ZEIT ONLINE: Die physikalischen Grundlagen gelten als der am besten verstandene Teil der Klimaforschung . Auf ihrer Basis traut man sich Trendrechnungen und Prognosen zu. Sind meteorologische Extreme nicht etwas völlig anderes, da sie außerhalb von Trend, Wahrscheinlichkeit und statistischem Mittel liegen?

Thomas Stocker

Der Umweltphysiker Thomas Stocker ist Kopräsident einer der drei Arbeitsgruppen des Weltklimarates (IPCC). Außerdem leitet Stocker die Abteilung für Klima- und Umweltphysik an der Universität Bern.
 

Stocker: Nur zum Teil! Es ist korrekt, dass die Extremereignisse wohl das schwierigste Themenfeld auf dem Gebiet der physikalischen Grundlagen sind. Aber wenn wir zum Beispiel ein Klimamodell mit hoher Auflösung laufen lassen, dann produziert auch dieses Modell Extremereignisse wie Hitzewellen oder tropische Zyklone. So etwas können wir simulieren und auch Statistiken aufstellen, aber es ist richtig, für die Klimaphysiker und die Meteorologen ist das eine große Herausforderung.

ZEIT ONLINE: Das Autorenteam hat aus mehr als 1.000 Forschungsarbeiten den aktuellen Stand der Wissenschaft zusammengefasst . Global gesehen mit dem Ergebnis: Es wird wohl in vielen Weltgegenden länger wärmer sein . Weil der Meeresspiegel steigt , werden die Sturmfluten höher. Möglicherweise werden auch die kalten Tage zunehmen. Das klingt wenig überraschend…

Stocker: Bei Extremereignissen hilft eine Betrachtung im globalen Mittel nicht weiter. Sie treten regional und lokal auf, dem haben wir mit dem SREX -Bericht Rechnung getragen. Den mittleren Klimawandel, also die großen globalen Trends, haben wir uns ja im letzten Zustandsbericht von 2007 angeschaut. Jetzt ging es speziell um die Extreme und da ist die regionale Ausprägung von enormer Bedeutung.

ZEIT ONLINE: Viel Raum nehmen in Ihrem Bericht das Sichvorbereiten und das Sichanpassen auf künftige Extremwetter ein. Plötzlich werden da aus naturwissenschaftlichen Befunden soziale, ökonomische und politische Konsequenzen gezogen?

Stocker: Das ist zum ersten Mal ein IPCC-Bericht, in dem die verschiedenen wissenschaftlichen Gemeinschaften zusammengekommen sind. Das IPCC ist ja traditionell in drei Arbeitsgruppen organisiert. Diesmal haben wir uns zusammengerauft und aus ganz unterschiedlichen Perspektiven angeschaut: Wie wirken sich Extremereignisse auf Gesellschaften und Ökosysteme aus und was können wir darüber für die Zukunft sagen?

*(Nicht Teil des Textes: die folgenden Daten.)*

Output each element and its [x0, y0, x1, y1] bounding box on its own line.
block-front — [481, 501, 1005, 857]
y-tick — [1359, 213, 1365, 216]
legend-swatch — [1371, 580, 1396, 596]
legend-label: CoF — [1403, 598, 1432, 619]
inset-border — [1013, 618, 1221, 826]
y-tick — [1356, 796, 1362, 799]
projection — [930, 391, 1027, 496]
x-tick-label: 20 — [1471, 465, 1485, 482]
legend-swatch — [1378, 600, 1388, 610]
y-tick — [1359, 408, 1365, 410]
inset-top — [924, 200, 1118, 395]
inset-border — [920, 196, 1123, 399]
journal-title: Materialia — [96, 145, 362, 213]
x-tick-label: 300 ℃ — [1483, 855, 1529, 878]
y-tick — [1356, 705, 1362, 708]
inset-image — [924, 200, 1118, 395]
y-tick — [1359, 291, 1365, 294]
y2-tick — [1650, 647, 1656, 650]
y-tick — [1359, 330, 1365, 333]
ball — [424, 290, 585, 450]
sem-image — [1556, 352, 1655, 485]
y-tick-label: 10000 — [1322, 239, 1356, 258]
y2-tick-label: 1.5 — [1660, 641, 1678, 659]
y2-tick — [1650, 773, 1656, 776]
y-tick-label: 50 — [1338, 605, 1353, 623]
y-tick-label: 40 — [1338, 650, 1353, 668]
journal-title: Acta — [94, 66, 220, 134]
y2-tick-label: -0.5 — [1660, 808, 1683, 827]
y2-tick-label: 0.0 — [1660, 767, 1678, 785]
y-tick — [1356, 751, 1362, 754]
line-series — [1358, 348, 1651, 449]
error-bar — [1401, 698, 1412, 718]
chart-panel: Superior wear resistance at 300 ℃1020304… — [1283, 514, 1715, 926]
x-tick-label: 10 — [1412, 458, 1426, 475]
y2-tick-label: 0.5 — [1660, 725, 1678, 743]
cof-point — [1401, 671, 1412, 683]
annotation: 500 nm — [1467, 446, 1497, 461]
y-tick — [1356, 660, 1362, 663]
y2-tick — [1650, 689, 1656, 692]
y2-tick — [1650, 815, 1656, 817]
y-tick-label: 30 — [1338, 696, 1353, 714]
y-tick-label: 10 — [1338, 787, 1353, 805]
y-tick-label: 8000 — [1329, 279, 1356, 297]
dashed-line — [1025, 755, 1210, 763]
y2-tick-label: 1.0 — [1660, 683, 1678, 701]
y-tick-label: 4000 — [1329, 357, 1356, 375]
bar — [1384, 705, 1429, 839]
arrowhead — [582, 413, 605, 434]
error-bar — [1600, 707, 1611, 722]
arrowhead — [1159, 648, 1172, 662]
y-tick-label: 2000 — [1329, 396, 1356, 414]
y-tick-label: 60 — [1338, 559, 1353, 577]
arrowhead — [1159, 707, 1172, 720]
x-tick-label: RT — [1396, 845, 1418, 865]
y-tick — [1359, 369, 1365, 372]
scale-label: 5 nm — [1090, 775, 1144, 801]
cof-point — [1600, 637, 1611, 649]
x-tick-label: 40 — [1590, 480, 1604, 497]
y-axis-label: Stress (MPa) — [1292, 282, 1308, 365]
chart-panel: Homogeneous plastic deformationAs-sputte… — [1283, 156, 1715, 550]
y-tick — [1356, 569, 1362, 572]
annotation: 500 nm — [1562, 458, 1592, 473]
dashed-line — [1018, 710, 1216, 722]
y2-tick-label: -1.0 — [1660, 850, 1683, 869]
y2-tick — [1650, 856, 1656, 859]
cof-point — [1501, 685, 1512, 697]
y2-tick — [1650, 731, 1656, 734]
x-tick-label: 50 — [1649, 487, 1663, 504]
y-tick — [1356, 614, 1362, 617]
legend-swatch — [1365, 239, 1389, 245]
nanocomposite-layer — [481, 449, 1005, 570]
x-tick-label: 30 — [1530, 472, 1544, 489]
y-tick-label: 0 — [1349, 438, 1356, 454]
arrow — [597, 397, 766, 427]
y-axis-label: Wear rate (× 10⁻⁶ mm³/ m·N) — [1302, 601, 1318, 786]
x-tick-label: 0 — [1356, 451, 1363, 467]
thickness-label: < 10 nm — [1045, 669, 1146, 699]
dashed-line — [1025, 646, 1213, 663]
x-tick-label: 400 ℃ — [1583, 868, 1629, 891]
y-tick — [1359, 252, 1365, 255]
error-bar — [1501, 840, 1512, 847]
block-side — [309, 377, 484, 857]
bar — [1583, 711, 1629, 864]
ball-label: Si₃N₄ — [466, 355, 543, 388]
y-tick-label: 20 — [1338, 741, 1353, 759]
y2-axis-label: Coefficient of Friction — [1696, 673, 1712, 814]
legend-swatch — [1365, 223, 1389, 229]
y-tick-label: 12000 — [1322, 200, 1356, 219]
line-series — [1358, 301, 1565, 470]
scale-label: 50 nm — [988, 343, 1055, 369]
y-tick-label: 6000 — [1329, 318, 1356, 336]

Für mich ist das ein Pionierbericht. Und es war nicht immer ganz einfach. Ganz zu Beginn mussten wir uns erst mal auf ein gemeinsames Vokabular einigen. Jeder Leser kann das in der Zusammenfassung sehen, wo wir alle wichtigen Schlüsselbegriffe dieses Berichts definieren.

ZEIT ONLINE: Im Literaturverzeichnis sieht man ebenfalls, dass auch graue Literatur ausgewertet wurde, solche also, die ohne Begutachtung veröffentlicht worden ist. In der Vergangenheit sind über solche Quellen Fehler in IPCC-Berichte gelangt . Ist das ein Schwachpunkt?

Stocker: Natürlich muss man robuste Resultate auf wissenschaftliche Literatur stützen. Aber in manchen Themenbereichen – bei den Extremereignissen sind das vor allem regionale oder lokale Begebenheiten – kann man sich eben kaum auf geprüfte Veröffentlichungen stützen, sondern ist auf Informationen beispielsweise aus Berichten nationaler Behörden angewiesen. Diese Daten sind nicht a priori unzuverlässig. Aber die Autorenteams müssen sehr großen Wert darauf legen, alle Angaben anhand unabhängiger Quellen zu überprüfen. Wir sind noch einen Schritt weiter gegangen und machen der breiten Öffentlichkeit solche Quellen zugänglich, damit jeder Leser auch direkten Zugriff auf diese Dokumente hat.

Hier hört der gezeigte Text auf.